A core tenet of my work is that we unconsciously accept most of the agreements that fundamentally influence our experience and our outcomes, and that it is possible to see these agreements and to consciously choose them. In my recent readings, I came across some quotes looking at this choice.
Nobel laureate in literature, George Bernard Shaw, in Maxims for Revolutionists, wrote, “The reasonable man adapts himself to the world; the unreasonable one persists in trying to adapt the world to himself. Therefore all progress depends on the unreasonable man.“
Once British Prime Minister, Benjamin Disraeli, in Lothair, wrote, “Action may not always be happiness,..but here is no happiness without action.” I suggest that choice might not always bring happiness, but there is no resilient capacity for happiness or wellness, however one defines it for oneself, without conscious choice.
Nobel laureate in physics, Richard Feynman, in Surely You’re Joking, Mr. Feynman!, wrote, “The first principle is that you must not fool yourself–and you are the easiest person to fool” (p 343).
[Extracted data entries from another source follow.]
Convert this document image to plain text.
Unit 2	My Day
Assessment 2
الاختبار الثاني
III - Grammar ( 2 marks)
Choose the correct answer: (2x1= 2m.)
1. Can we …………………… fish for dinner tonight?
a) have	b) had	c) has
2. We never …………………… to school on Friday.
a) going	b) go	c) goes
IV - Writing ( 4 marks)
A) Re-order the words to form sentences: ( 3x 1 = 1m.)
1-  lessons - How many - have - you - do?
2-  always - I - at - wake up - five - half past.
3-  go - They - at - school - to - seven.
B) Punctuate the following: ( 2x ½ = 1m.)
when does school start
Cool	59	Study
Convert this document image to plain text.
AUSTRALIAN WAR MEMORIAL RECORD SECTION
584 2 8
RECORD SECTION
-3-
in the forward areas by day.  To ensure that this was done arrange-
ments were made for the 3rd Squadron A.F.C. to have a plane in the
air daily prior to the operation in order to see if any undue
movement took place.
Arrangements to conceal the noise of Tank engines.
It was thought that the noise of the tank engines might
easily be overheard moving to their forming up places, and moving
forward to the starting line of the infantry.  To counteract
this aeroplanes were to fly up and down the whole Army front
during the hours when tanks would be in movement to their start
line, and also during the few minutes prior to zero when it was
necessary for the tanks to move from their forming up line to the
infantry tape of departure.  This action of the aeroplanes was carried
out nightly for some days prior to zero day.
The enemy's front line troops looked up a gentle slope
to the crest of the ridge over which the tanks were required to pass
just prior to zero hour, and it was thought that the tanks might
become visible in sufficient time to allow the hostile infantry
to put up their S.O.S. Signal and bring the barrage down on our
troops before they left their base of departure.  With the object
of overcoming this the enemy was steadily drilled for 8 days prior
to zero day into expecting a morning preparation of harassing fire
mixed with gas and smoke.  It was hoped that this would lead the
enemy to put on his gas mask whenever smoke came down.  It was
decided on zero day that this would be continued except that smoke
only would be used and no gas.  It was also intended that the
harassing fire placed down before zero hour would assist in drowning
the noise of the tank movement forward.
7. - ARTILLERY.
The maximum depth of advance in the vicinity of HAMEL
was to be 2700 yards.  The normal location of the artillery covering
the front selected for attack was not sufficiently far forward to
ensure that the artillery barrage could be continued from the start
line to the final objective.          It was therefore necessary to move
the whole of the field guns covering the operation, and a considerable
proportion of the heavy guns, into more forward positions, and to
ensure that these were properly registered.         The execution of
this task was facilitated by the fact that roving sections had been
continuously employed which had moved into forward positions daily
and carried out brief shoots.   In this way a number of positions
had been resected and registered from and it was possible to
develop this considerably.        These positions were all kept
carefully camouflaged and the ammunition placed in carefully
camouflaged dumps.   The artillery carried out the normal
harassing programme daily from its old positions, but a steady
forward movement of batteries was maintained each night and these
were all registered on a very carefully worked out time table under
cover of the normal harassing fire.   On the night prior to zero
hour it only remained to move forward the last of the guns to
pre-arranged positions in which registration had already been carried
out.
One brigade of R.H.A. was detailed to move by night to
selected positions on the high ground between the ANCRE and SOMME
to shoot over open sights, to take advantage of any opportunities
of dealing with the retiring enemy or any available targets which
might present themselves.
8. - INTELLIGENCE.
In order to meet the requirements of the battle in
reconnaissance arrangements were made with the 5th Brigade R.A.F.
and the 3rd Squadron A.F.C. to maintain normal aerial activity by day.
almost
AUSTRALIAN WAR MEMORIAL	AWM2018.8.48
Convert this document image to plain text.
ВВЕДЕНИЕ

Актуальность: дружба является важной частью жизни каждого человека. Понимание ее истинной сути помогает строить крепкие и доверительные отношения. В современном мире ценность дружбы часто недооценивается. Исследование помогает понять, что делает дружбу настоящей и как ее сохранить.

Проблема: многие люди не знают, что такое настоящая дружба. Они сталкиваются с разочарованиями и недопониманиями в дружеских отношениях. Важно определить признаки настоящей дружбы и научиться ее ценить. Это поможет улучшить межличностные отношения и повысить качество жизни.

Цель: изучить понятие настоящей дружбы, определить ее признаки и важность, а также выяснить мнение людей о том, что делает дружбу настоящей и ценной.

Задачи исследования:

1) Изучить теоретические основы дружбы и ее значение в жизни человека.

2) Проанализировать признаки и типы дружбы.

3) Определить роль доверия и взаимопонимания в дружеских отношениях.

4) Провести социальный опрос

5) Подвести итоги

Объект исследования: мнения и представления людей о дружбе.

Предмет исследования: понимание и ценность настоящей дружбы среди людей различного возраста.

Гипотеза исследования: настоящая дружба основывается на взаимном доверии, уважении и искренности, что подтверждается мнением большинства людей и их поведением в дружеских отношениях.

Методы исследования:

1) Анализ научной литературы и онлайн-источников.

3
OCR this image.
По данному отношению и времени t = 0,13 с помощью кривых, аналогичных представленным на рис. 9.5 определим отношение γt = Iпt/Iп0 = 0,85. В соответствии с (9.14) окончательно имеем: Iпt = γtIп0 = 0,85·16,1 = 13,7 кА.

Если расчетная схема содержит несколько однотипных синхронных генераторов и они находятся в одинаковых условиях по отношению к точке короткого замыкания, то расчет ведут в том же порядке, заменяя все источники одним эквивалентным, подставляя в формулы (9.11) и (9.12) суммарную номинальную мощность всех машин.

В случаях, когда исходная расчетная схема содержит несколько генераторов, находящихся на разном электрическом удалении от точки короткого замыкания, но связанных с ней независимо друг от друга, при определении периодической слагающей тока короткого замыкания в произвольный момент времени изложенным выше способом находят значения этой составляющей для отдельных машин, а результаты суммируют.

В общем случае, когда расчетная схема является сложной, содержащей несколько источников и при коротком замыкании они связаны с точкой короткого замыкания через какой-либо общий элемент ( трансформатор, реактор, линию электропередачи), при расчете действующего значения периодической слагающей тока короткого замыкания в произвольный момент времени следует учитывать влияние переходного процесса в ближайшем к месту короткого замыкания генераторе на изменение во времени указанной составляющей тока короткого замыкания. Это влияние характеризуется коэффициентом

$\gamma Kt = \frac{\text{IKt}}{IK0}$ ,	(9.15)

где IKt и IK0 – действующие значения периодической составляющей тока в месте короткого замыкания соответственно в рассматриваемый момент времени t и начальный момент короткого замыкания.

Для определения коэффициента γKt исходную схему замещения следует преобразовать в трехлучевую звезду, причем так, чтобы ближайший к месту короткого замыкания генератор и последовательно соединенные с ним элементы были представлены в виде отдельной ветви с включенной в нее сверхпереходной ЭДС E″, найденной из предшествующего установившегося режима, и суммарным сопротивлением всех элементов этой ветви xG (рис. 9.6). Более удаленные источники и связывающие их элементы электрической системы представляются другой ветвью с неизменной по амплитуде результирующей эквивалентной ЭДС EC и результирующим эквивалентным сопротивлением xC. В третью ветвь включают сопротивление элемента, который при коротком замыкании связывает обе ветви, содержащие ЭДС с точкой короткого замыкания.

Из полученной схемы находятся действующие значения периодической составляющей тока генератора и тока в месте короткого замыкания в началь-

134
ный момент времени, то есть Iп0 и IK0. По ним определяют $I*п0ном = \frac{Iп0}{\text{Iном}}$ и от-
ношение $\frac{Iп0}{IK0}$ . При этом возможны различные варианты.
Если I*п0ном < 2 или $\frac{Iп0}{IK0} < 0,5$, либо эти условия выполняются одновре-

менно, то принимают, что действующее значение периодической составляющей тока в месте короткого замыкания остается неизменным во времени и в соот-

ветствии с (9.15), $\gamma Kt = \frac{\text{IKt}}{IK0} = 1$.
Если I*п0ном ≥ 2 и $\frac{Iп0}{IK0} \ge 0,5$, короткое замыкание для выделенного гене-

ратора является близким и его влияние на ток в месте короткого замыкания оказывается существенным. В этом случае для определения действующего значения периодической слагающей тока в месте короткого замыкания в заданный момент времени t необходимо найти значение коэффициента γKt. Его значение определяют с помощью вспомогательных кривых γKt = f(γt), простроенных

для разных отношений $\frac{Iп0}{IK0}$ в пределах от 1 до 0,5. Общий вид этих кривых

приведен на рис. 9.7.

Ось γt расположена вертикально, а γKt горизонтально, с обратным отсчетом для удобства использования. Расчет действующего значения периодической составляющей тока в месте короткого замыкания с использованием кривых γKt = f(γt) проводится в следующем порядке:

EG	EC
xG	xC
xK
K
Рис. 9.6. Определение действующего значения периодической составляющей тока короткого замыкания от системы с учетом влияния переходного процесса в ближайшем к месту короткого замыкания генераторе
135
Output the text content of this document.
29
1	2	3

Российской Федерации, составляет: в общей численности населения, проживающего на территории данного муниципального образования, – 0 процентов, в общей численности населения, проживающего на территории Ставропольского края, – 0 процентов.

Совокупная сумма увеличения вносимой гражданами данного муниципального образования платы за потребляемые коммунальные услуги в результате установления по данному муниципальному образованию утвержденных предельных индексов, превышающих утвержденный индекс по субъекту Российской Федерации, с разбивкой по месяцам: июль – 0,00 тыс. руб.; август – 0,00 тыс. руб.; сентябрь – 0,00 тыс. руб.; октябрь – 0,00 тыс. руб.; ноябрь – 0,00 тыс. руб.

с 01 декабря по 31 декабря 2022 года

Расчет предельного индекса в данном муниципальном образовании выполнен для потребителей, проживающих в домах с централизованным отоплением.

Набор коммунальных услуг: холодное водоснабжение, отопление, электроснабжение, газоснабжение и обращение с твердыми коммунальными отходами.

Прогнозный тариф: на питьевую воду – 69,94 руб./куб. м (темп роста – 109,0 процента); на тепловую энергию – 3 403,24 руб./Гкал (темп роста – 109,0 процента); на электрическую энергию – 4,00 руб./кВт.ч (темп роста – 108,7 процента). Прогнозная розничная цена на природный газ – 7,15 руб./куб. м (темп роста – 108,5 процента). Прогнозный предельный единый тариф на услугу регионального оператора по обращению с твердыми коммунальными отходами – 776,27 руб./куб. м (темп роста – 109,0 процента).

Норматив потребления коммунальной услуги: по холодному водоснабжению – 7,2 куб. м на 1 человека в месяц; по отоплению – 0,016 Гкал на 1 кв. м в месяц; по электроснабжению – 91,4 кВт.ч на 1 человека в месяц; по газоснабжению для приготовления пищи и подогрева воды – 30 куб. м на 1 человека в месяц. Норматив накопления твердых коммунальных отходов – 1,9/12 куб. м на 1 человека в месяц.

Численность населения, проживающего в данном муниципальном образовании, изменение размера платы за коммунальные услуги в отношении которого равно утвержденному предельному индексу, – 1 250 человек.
To be okay with unconsciously accepting the agreements that most influence your experience and outcomes is to give over the power of your will, your future, to someone else.
In his bestselling The 4-Hour Workweek, a manifesto on rethinking our basic agreements about working and living, Timothy Ferriss observes, “If everyone is defining a problem or solving it one way and the results are subpar, this is the time to ask, What if I did the opposite? Don’t follow a model that doesn’t work” (p 30). Just because everyone seems to accept a set of agreements, consciously or unconsciously, does not mean that these agreements actually lead to the experience and outcomes they say they do or that these agreements are right for you. To know that, you have to ask the question.
A hat tip to Timothy Ferriss for these four quotes.